Tuesday, July 19, 2011


Writing this post to link with Shanda for her first-ever "On Your Heart Tuesday."

Recently, I was talking with excitement about my upcoming, out-of-town visit to the home of loved ones.  Until one of the loved ones (the one with whom I was talking) advised that the other loved one in the home (although aware of my plans to visit) was making plans to be elsewhere during the entire course of my visit.


I was comfortable enough with the loved one to whom I was talking to express that I was not happy (which was an understatement), and I ended the conversation, abruptly.

The same loved one called me back, later, to tell me: the subject had been revisited in the home; the other loved one had seemed surprised that I wanted so badly to see them*; and they had decided to revise their plans to make themself available. 

And that was supposed to make me feel better?  Really?  Because, at the end of the day, my loved one's revised plans don't change the fact: there was a point in time during which they didn't care enough about seeing me to make it their first priority.  And now I feel all insecure and weird, like my loved one is making themself available out of guilt (because of my obvious upset), and not a desire to spend time with me. 

I cried off and on for hours, thinking about this and the many other times in my life when I've felt completely and utterly rejected.

But--after everyone else in my house retired for the night (which took forever, because Cade was watching some sort of Twilight Zone marathon, and it's summer!, and he always gets up way before I do, and it's almost never just the two of us, so I didn't make him go to bed)--I washed dishes and listened to the Holy Spirit.

I was reminded of times when I've said, to various friends: that's not a convenient time for you to stop by.  Or: I really can't come over, or meet you, at that time.  Or: sorry, but this other thing came up, and I want/need to change my plans. 

I remembered my sophomore year of high school, when I'd planned to go with a dear friend to his junior prom.  Until I got myself a boyfriend, who was also a junior.  (I still count the friend with whom I didn't go to prom among my best friends.  I have no relationship with my ex-boyfriend; I don't even know anything about his life, these days.  I think it's fair to say I chose the wrong date.)

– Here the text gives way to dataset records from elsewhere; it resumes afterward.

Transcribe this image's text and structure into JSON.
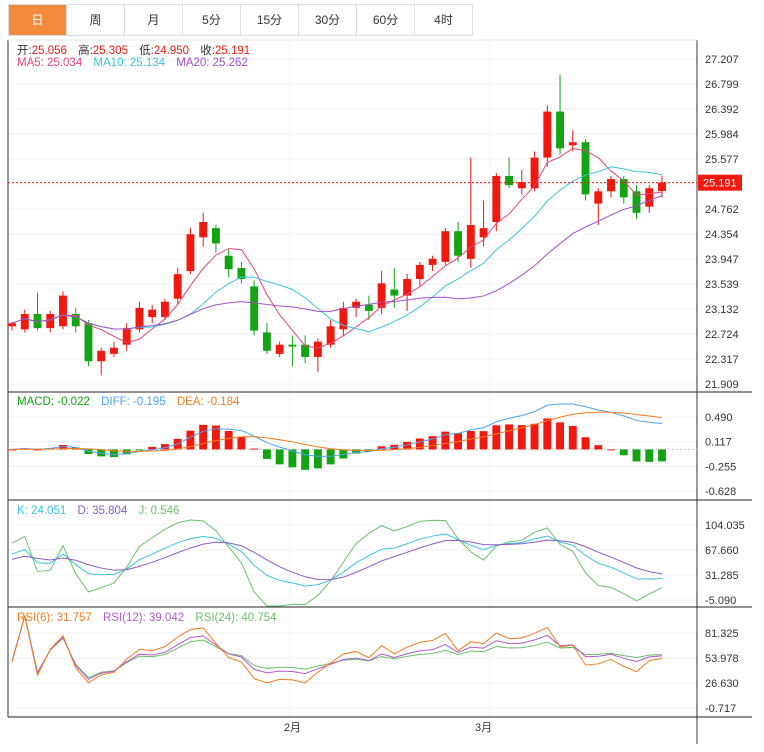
{
  "tabs": [
    "日",
    "周",
    "月",
    "5分",
    "15分",
    "30分",
    "60分",
    "4时"
  ],
  "active_tab": 0,
  "ohlc": {
    "open_label": "开:",
    "open": "25.056",
    "high_label": "高:",
    "high": "25.305",
    "low_label": "低:",
    "low": "24.950",
    "close_label": "收:",
    "close": "25.191"
  },
  "ma": {
    "ma5": "MA5: 25.034",
    "ma10": "MA10: 25.134",
    "ma20": "MA20: 25.262"
  },
  "macd": {
    "macd": "MACD: -0.022",
    "diff": "DIFF: -0.195",
    "dea": "DEA: -0.184"
  },
  "kdj": {
    "k": "K: 24.051",
    "d": "D: 35.804",
    "j": "J: 0.546"
  },
  "rsi": {
    "rsi6": "RSI(6): 31.757",
    "rsi12": "RSI(12): 39.042",
    "rsi24": "RSI(24): 40.754"
  },
  "colors": {
    "up": "#f0190f",
    "down": "#13a313",
    "ma5": "#e8447a",
    "ma10": "#3cc3dc",
    "ma20": "#a04fc8",
    "accent": "#f28c3c"
  },
  "chart_data": {
    "type": "candlestick",
    "price_ticks": [
      "27.207",
      "26.799",
      "26.392",
      "25.984",
      "25.577",
      "25.169",
      "24.762",
      "24.354",
      "23.947",
      "23.539",
      "23.132",
      "22.724",
      "22.317",
      "21.909"
    ],
    "price_range": [
      21.909,
      27.207
    ],
    "current_price": "25.191",
    "macd_ticks": [
      "0.490",
      "0.117",
      "-0.255",
      "-0.628"
    ],
    "kdj_ticks": [
      "104.035",
      "67.660",
      "31.285",
      "-5.090"
    ],
    "rsi_ticks": [
      "81.325",
      "53.978",
      "26.630",
      "-0.717"
    ],
    "x_labels": [
      {
        "index": 22,
        "label": "2月"
      },
      {
        "index": 37,
        "label": "3月"
      }
    ],
    "candles": [
      [
        22.85,
        22.92,
        22.78,
        22.9
      ],
      [
        22.8,
        23.12,
        22.75,
        23.05
      ],
      [
        23.05,
        23.4,
        22.78,
        22.82
      ],
      [
        22.82,
        23.1,
        22.75,
        23.05
      ],
      [
        22.85,
        23.42,
        22.8,
        23.35
      ],
      [
        23.05,
        23.15,
        22.75,
        22.85
      ],
      [
        22.9,
        22.95,
        22.2,
        22.28
      ],
      [
        22.28,
        22.5,
        22.05,
        22.45
      ],
      [
        22.4,
        22.6,
        22.35,
        22.5
      ],
      [
        22.55,
        22.9,
        22.45,
        22.82
      ],
      [
        22.8,
        23.25,
        22.75,
        23.15
      ],
      [
        23.0,
        23.2,
        22.9,
        23.12
      ],
      [
        23.0,
        23.3,
        22.95,
        23.25
      ],
      [
        23.3,
        23.8,
        23.2,
        23.7
      ],
      [
        23.75,
        24.45,
        23.7,
        24.35
      ],
      [
        24.3,
        24.7,
        24.15,
        24.55
      ],
      [
        24.45,
        24.5,
        24.05,
        24.2
      ],
      [
        24.0,
        24.1,
        23.65,
        23.78
      ],
      [
        23.8,
        23.9,
        23.55,
        23.62
      ],
      [
        23.5,
        23.6,
        22.7,
        22.78
      ],
      [
        22.75,
        22.9,
        22.4,
        22.45
      ],
      [
        22.4,
        22.6,
        22.35,
        22.55
      ],
      [
        22.55,
        22.7,
        22.2,
        22.52
      ],
      [
        22.55,
        22.7,
        22.25,
        22.35
      ],
      [
        22.35,
        22.65,
        22.1,
        22.6
      ],
      [
        22.55,
        22.95,
        22.5,
        22.85
      ],
      [
        22.8,
        23.25,
        22.7,
        23.15
      ],
      [
        23.15,
        23.3,
        23.0,
        23.25
      ],
      [
        23.2,
        23.35,
        22.95,
        23.1
      ],
      [
        23.15,
        23.75,
        23.05,
        23.55
      ],
      [
        23.45,
        23.8,
        23.15,
        23.35
      ],
      [
        23.35,
        23.7,
        23.1,
        23.62
      ],
      [
        23.62,
        23.9,
        23.5,
        23.85
      ],
      [
        23.85,
        24.0,
        23.75,
        23.95
      ],
      [
        23.9,
        24.45,
        23.85,
        24.4
      ],
      [
        24.4,
        24.55,
        23.9,
        24.0
      ],
      [
        23.95,
        25.6,
        23.8,
        24.5
      ],
      [
        24.3,
        24.9,
        24.15,
        24.45
      ],
      [
        24.55,
        25.35,
        24.4,
        25.3
      ],
      [
        25.3,
        25.6,
        25.1,
        25.15
      ],
      [
        25.1,
        25.4,
        25.0,
        25.2
      ],
      [
        25.1,
        25.7,
        25.05,
        25.6
      ],
      [
        25.6,
        26.45,
        25.45,
        26.35
      ],
      [
        26.35,
        26.95,
        25.65,
        25.75
      ],
      [
        25.8,
        26.05,
        25.7,
        25.85
      ],
      [
        25.85,
        25.9,
        24.9,
        25.0
      ],
      [
        24.85,
        25.1,
        24.5,
        25.05
      ],
      [
        25.05,
        25.3,
        24.95,
        25.25
      ],
      [
        25.25,
        25.3,
        24.85,
        24.95
      ],
      [
        25.05,
        25.15,
        24.6,
        24.7
      ],
      [
        24.8,
        25.15,
        24.7,
        25.1
      ],
      [
        25.056,
        25.305,
        24.95,
        25.191
      ]
    ]
  }
}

I've felt rejected many times in my lifetime.  I've probably made others feel rejected, too.  Many times. 

Sad.  Because rejection hurts.

As I washed dishes, tonight, I remembered the prophet Isaiah's "suffering servant," whom I was taught, growing up, to understand to be none other than Jesus, the (at the point of Isaiah's writing) unborn Messiah:

He is despised and rejected of men; a man of sorrows, and acquainted with grief: and we hid as it were our faces from him; he was despised, and we esteemed him not.  Surely he hath borne our griefs, and carried our sorrows: yet we did esteem him stricken, smitten of God, and afflicted.  But he was wounded for our transgressions, he was bruised for our iniquities: the chastisement of our peace was upon him; and with his stripes we are healed.  All we like sheep have gone astray; we have turned every one to his own way; and the LORD hath laid on him the iniquity of us all (Isaiah 53:3-6, KJV, emphasis mine).

And I thought: Jesus understands just how I feel.  And--sadly, in part--Jesus understands because I reject Him very often.  I say to Him: Sorry, Jesus, this isn't a convenient time for me.  I don't have time to talk to You right now (even though I've found time to talk to at least ten people, today, of my own free will).  I don't have time to read Your Word right now (even though I've found time to read at least ten things on the Internet, today, of my own free will).

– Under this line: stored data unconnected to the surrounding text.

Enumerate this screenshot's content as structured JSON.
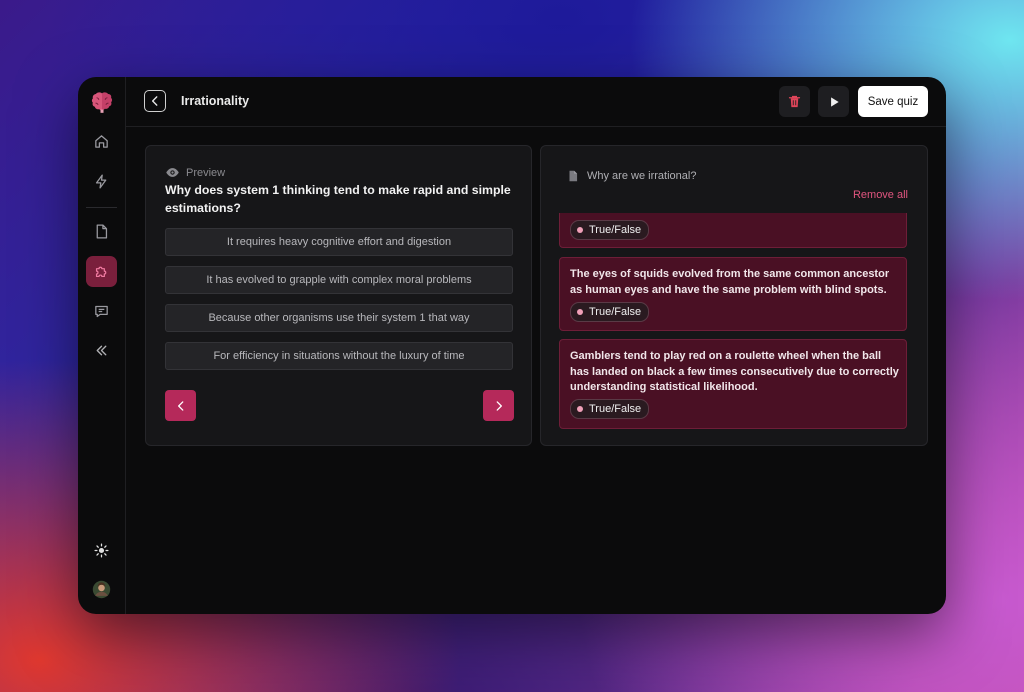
{
  "app": {
    "title": "Irrationality"
  },
  "toolbar": {
    "save_label": "Save quiz"
  },
  "sidebar": {
    "items": [
      {
        "name": "home"
      },
      {
        "name": "lightning"
      },
      {
        "name": "document"
      },
      {
        "name": "puzzle",
        "active": true
      },
      {
        "name": "chat"
      },
      {
        "name": "collapse"
      }
    ]
  },
  "preview": {
    "label": "Preview",
    "question": "Why does system 1 thinking tend to make rapid and simple estimations?",
    "options": [
      "It requires heavy cognitive effort and digestion",
      "It has evolved to grapple with complex moral problems",
      "Because other organisms use their system 1 that way",
      "For efficiency in situations without the luxury of time"
    ]
  },
  "questions_panel": {
    "doc_title": "Why are we irrational?",
    "remove_all_label": "Remove all",
    "cards": [
      {
        "text": "",
        "tag": "True/False"
      },
      {
        "text": "The eyes of squids evolved from the same common ancestor as human eyes and have the same problem with blind spots.",
        "tag": "True/False"
      },
      {
        "text": "Gamblers tend to play red on a roulette wheel when the ball has landed on black a few times consecutively due to correctly understanding statistical likelihood.",
        "tag": "True/False"
      }
    ]
  },
  "colors": {
    "accent": "#b5295a",
    "card_bg": "#4a1024",
    "remove_all": "#e0557f"
  }
}
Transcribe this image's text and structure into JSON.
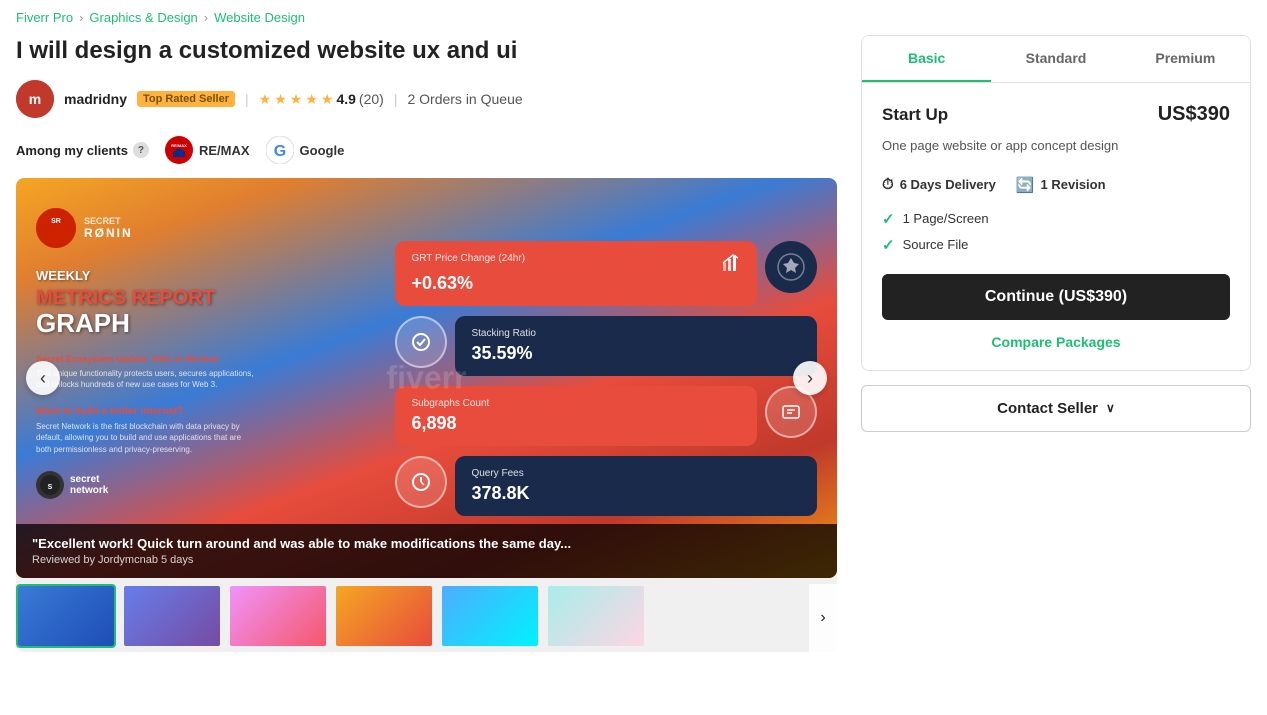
{
  "breadcrumb": {
    "items": [
      {
        "label": "Fiverr Pro",
        "link": true
      },
      {
        "label": "Graphics & Design",
        "link": true
      },
      {
        "label": "Website Design",
        "link": true,
        "current": true
      }
    ],
    "separators": [
      "›",
      "›"
    ]
  },
  "gig": {
    "title": "I will design a customized website ux and ui",
    "seller": {
      "name": "madridny",
      "badge": "Top Rated Seller",
      "rating": "4.9",
      "review_count": "(20)",
      "orders_queue": "2 Orders in Queue",
      "avatar_initials": "m"
    },
    "clients": {
      "label": "Among my clients",
      "logos": [
        {
          "name": "RE/MAX"
        },
        {
          "name": "Google"
        }
      ]
    },
    "carousel": {
      "main_image_alt": "Secret Ronin Weekly Metrics Report Graph",
      "overlay_brand": "SECRET RØNIN",
      "overlay_weekly": "WEEKLY",
      "overlay_title_line1": "METRICS REPORT",
      "overlay_title_line2": "GRAPH",
      "metrics": [
        {
          "label": "GRT Price Change (24hr)",
          "value": "+0.63%",
          "type": "red"
        },
        {
          "label": "Stacking Ratio",
          "value": "35.59%",
          "type": "dark"
        },
        {
          "label": "Subgraphs Count",
          "value": "6,898",
          "type": "red"
        },
        {
          "label": "Query Fees",
          "value": "378.8K",
          "type": "dark"
        }
      ],
      "review": {
        "text": "\"Excellent work! Quick turn around and was able to make modifications the same day...",
        "meta": "Reviewed by Jordymcnab 5 days"
      },
      "thumbnails": [
        {
          "id": 1,
          "active": true
        },
        {
          "id": 2,
          "active": false
        },
        {
          "id": 3,
          "active": false
        },
        {
          "id": 4,
          "active": false
        },
        {
          "id": 5,
          "active": false
        },
        {
          "id": 6,
          "active": false
        }
      ]
    }
  },
  "package_panel": {
    "tabs": [
      {
        "label": "Basic",
        "active": true
      },
      {
        "label": "Standard",
        "active": false
      },
      {
        "label": "Premium",
        "active": false
      }
    ],
    "active_package": {
      "name": "Start Up",
      "price": "US$390",
      "description": "One page website or app concept design",
      "delivery": "6 Days Delivery",
      "revisions": "1 Revision",
      "features": [
        "1 Page/Screen",
        "Source File"
      ],
      "cta_label": "Continue (US$390)",
      "compare_label": "Compare Packages",
      "contact_label": "Contact Seller"
    }
  }
}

I'm not going to pretend like I'm completely over my hurt feelings from earlier.  But what I will say is that I'm working on it.  Also that I'm going to try to spend some extra time, this week, with Someone whom I've been guilty of rejecting, often...someone who never rejects me.

*pronouns used erroneously and deliberately so as to disguise the gender of the subject whilst avoiding the tedious usage of him/her, his/her, etc.